We are going to have a graylog cluster on AWS, and I have a question about embedded kafka services how does it handle messages between each node? have to plan a configuration? or it is automatically managed by graylog
Graylog is using the disk journal implementation of Kafka internally (the “Log”) and it provides inputs, which can be used to consume messages from Kafka brokers, but it doesn’t provide any embedded Kafka broker.
Yes it is: “implementation of Kafka Internally in Graylog”, can you confirm that it is run on each node of the cluster and that the writing of the log is done locally on each node in the directory specified in the file of configuration “graylog.conf” by the variable: “message_journal_dir =”?
I use logstash to send my server logs in graylog (GELF / UDP) and I wanted to know how are distributed the messages on the different node of the cluster graylog does the distribution of the messages automatically?
Graylog writes incoming messages into the disk journal (which can be configured with the message_journal_dir setting) immediately after they’ve been received and before they are further processed (extractors, pipeline rules, etc.).
Graylog doesn’t automatically distribute messages (or message fragments) to different nodes in the Graylog cluster.

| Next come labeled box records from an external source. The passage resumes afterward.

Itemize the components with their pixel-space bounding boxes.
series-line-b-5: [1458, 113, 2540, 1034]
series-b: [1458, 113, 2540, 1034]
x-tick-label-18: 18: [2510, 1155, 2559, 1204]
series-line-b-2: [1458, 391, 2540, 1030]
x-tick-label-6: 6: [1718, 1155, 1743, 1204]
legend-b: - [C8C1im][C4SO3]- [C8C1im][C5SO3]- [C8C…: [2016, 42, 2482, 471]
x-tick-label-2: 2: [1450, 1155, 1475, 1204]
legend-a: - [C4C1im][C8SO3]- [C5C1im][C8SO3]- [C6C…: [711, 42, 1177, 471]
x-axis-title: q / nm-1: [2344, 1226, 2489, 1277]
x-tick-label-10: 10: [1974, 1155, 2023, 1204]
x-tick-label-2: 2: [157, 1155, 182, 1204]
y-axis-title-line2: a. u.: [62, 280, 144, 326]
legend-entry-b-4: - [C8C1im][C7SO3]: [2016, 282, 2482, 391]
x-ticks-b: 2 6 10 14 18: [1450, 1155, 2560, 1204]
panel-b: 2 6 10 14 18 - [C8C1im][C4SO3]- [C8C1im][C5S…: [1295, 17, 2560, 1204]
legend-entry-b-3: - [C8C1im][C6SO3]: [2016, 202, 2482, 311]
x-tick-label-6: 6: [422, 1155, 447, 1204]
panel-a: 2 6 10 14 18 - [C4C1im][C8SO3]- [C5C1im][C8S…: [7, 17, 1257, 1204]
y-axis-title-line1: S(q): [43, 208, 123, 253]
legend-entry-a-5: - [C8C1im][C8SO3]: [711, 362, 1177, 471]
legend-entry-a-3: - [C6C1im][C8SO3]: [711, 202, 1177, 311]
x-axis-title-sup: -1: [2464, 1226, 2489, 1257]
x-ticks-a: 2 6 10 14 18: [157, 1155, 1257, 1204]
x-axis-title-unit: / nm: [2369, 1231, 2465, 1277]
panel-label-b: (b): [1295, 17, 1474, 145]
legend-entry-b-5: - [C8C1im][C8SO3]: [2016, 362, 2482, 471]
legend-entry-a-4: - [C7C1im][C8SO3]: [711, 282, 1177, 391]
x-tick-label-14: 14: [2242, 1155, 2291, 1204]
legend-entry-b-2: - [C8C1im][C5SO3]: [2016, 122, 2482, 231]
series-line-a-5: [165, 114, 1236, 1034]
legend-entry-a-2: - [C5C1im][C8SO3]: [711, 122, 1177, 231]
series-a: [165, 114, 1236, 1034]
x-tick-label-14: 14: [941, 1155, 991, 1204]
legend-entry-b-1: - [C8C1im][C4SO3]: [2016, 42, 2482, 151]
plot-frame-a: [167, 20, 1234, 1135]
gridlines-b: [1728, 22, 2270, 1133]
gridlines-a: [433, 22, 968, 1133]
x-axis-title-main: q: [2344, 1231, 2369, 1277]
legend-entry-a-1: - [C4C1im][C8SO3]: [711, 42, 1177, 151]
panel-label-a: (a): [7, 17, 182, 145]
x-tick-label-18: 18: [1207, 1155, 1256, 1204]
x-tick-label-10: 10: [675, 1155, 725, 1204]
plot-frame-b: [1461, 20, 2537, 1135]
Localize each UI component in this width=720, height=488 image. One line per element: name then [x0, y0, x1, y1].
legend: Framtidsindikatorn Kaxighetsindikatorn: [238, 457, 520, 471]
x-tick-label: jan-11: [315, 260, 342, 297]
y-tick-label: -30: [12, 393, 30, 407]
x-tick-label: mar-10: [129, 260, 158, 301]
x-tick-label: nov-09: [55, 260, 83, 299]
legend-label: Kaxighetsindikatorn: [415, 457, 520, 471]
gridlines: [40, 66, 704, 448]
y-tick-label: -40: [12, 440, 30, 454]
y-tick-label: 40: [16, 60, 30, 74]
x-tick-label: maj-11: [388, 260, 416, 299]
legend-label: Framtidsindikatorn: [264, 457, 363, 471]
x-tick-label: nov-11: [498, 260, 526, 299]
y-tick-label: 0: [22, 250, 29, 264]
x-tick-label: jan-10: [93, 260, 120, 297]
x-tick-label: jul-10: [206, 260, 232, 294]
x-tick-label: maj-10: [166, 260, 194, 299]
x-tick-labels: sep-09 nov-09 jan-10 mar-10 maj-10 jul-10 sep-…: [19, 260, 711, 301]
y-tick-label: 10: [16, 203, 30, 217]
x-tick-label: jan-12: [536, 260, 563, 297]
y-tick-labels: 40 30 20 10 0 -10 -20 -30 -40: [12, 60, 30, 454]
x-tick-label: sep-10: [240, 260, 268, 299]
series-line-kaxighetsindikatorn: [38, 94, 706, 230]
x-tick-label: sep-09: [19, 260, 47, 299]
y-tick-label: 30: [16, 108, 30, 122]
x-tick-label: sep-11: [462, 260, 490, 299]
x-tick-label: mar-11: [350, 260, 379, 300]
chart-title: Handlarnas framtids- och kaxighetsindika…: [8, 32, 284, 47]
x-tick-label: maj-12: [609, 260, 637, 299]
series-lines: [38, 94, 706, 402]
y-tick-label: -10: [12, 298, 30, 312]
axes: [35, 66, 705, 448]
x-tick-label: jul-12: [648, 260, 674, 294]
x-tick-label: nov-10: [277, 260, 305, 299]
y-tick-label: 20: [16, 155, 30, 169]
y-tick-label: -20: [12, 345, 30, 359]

Messages are always processed on the node which received them.
In case of GELF UDP, you have to make sure that all message chunks are received by the same Graylog node. This is important if you’re using a UDP load-balancer which is not aware of the GELF UDP protocol.
So to ensure the distribution of the messages I have to put in front of the Graylog cluster a loadbalancer that intercepts the UDP / GELF requests transmitted by logstatsh and which transfers them to the different node of the cluster graylog?
@jochen: hi Jochen seen that it is a kafka implementation that runs and writes directly to the local disk if we have a loss of the node / pod (docker), we lose the current operations.
is there a solution? ie: is there a way to share the processing directory between the different nodes?
So if I understand your solution with an external Kafka/RabbitMQ, Graylog will trigger a job when it sees a message in the queue, process the work to do, and only then clear the message in the queue.
This is what would be optimal for me/us.
However, I am wondering where I can notify Graylog that I want to use an extrenal message broker, I can’t find it in the doc.
Moreover, I think it could be a good thing that you have a vision of the overall project, that is to un Graylog on top of Kubernetes, with HA and no loss of data/work. That is whhy we are looing for a way to make Graylog stateless.